Following a red carpet and honor guard reception, the delegation was moved from the airport to the Diaoyutai State Guesthouse to await the results of their COVID-19 tests, which quickly came out as negative for Scholz, according to his press team. Diaoyutai is a diplomatic complex used to offer receptions to foreign dignitaries visiting Beijing.

China’s strict zero-COVID policy and growing tensions with the West have made it unfeasible for leaders of major western powers to visit China, while Xi has only just resumed foreign trips.

Scholz’s visit is likely a welcome development for the Chinese leadership, who will be looking to shore up relations with the outside world after the conclusion of the 20th Party congress, where Xi consolidated his status as the core of the ruling Communist Party.

“China, in the present domestic and international environments, requires his visit and whatever both sides would jointly declare in Beijing, especially shortly after the (Party) Congress,” said Shi Yinhong, a professor of international relations at Renmin University in Beijing.

Testing the waters

Amid historic inflation and a looming recession in Germany, Scholz will be looking to emphasize the need for continued cooperation with China.
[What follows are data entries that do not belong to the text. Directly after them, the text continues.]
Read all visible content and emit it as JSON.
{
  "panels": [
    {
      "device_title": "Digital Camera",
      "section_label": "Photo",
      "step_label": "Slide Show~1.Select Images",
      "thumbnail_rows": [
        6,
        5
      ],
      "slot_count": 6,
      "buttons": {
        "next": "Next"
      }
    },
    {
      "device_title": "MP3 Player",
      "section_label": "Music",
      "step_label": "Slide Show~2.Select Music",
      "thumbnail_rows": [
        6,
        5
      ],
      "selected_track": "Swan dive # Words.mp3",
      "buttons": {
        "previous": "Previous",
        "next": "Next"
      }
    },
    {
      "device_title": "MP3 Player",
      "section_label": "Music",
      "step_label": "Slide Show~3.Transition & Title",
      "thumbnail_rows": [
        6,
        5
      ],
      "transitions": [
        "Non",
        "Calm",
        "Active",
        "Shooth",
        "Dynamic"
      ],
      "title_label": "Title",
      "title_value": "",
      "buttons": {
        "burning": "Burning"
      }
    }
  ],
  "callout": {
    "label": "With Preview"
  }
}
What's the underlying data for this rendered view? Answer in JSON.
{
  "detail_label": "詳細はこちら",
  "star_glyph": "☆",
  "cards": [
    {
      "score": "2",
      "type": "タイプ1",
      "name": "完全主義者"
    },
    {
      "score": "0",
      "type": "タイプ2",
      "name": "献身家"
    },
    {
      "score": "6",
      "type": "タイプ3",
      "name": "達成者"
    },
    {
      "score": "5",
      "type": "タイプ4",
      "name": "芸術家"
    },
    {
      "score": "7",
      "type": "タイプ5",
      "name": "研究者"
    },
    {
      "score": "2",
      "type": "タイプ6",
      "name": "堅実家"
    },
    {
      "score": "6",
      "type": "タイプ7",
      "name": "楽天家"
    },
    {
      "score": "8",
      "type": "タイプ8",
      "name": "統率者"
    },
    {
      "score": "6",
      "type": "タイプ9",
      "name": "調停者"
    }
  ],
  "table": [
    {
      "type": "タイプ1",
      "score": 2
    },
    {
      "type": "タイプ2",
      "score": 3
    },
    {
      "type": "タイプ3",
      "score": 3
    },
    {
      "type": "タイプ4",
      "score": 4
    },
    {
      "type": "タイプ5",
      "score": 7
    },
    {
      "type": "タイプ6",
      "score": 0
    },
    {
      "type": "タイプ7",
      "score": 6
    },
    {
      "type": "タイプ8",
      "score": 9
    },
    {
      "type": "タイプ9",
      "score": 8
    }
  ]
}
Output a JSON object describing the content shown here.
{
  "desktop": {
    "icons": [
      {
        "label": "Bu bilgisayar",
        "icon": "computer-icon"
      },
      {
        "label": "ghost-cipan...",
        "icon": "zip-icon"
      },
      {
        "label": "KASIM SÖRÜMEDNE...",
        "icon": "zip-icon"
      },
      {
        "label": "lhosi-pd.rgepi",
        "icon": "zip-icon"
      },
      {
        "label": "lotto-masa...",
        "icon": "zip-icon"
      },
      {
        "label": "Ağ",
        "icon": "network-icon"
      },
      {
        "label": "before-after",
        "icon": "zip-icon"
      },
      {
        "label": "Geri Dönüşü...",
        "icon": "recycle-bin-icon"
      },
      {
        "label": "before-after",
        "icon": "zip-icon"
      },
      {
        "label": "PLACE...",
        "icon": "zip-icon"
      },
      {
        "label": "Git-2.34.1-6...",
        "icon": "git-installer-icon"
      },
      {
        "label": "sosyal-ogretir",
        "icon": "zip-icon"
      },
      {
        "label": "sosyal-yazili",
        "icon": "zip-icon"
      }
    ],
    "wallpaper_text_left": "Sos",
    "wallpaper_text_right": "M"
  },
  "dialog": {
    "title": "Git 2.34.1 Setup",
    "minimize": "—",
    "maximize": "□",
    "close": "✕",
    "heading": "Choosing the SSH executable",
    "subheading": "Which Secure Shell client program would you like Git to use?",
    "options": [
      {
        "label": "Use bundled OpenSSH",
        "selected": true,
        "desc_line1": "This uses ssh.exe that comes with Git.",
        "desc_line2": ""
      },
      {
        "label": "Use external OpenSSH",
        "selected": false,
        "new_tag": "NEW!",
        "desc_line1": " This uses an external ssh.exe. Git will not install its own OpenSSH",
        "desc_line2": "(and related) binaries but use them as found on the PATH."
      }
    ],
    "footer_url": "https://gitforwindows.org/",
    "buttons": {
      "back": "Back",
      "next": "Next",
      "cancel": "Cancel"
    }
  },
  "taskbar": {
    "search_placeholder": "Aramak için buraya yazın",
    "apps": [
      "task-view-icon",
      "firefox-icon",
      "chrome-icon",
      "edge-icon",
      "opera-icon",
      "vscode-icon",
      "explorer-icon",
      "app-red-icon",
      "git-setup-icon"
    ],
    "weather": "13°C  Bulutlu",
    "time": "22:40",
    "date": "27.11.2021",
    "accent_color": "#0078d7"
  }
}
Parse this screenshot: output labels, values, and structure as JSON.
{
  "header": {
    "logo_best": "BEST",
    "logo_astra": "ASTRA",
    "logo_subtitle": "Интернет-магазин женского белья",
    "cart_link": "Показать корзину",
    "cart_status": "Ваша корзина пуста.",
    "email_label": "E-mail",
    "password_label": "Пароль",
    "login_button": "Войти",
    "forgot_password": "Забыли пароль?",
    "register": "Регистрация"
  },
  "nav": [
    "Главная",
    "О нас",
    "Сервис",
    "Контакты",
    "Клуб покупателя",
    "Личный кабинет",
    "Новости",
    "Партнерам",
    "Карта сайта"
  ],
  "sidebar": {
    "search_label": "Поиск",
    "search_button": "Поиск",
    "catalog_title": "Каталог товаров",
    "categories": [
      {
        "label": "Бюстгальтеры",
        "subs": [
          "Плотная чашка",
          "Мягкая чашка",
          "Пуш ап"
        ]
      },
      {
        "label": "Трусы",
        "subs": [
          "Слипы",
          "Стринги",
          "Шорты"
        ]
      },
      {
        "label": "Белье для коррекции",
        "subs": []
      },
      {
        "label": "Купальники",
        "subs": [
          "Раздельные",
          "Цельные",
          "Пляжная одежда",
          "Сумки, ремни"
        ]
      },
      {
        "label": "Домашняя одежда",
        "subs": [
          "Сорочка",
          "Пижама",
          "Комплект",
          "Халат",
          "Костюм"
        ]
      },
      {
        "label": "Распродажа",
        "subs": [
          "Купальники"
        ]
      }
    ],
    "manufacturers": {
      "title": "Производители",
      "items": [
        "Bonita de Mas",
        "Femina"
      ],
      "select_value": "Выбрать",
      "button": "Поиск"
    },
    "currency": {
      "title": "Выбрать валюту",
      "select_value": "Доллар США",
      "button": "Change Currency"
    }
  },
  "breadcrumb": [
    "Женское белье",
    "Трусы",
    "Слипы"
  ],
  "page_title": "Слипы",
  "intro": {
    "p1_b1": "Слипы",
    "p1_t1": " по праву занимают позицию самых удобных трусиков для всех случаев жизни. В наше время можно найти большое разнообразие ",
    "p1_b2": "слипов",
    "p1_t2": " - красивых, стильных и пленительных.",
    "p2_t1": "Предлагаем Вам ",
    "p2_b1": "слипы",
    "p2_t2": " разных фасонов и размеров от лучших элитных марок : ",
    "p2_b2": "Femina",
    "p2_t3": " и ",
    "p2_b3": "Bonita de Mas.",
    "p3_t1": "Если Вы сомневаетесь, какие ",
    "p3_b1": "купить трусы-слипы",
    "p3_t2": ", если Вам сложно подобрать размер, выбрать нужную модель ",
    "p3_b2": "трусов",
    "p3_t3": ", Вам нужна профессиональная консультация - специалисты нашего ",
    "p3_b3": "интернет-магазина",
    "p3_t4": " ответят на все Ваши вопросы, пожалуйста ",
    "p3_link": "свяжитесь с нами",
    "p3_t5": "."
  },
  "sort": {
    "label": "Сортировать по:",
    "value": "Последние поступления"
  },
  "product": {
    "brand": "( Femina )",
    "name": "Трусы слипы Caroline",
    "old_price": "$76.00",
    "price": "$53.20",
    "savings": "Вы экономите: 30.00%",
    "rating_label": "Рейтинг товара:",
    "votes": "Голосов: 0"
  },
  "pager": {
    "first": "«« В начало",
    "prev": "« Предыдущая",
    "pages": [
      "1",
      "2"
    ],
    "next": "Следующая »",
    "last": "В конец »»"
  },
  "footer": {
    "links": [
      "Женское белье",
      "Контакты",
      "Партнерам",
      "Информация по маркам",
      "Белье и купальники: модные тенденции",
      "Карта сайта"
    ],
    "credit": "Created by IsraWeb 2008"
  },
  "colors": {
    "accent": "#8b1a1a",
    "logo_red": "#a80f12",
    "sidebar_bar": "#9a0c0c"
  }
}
Scholz was to meet with Xi as well as outgoing Premier Li Keqiang, where he is also expected to raise controversial issues such as human rights, Taiwan and the difficulties German companies face accessing the Chinese market, according to government sources.

In the run-up to the visit, there had been criticism of the visit within the EU and the German government coalition, mainly from the Green Party and the Liberals.

These tensions were brought to the fore by a deal last week whereby Chinese shipping giant Cosco received the green light from Berlin to obtain a stake in a Hamburg port terminal despite opposition from coalition partners.

China’s crucial role in key industries from shipbuilding to electric vehicles, along with the unprecedented economic headwinds facing Germany, meant Scholz needs cooperation with China more than his predecessor Angela Merkel ever did, said Wang Yiwei, Jean Monnet Chair Professor and director of the Centre for European studies at Renmin University.

“Merkel was also quite ideological (toward China) in the beginning but then she changed her tune. Scholz has changed his tune even faster, but he does not have as solid a domestic political standing as Merkel,” said Wang.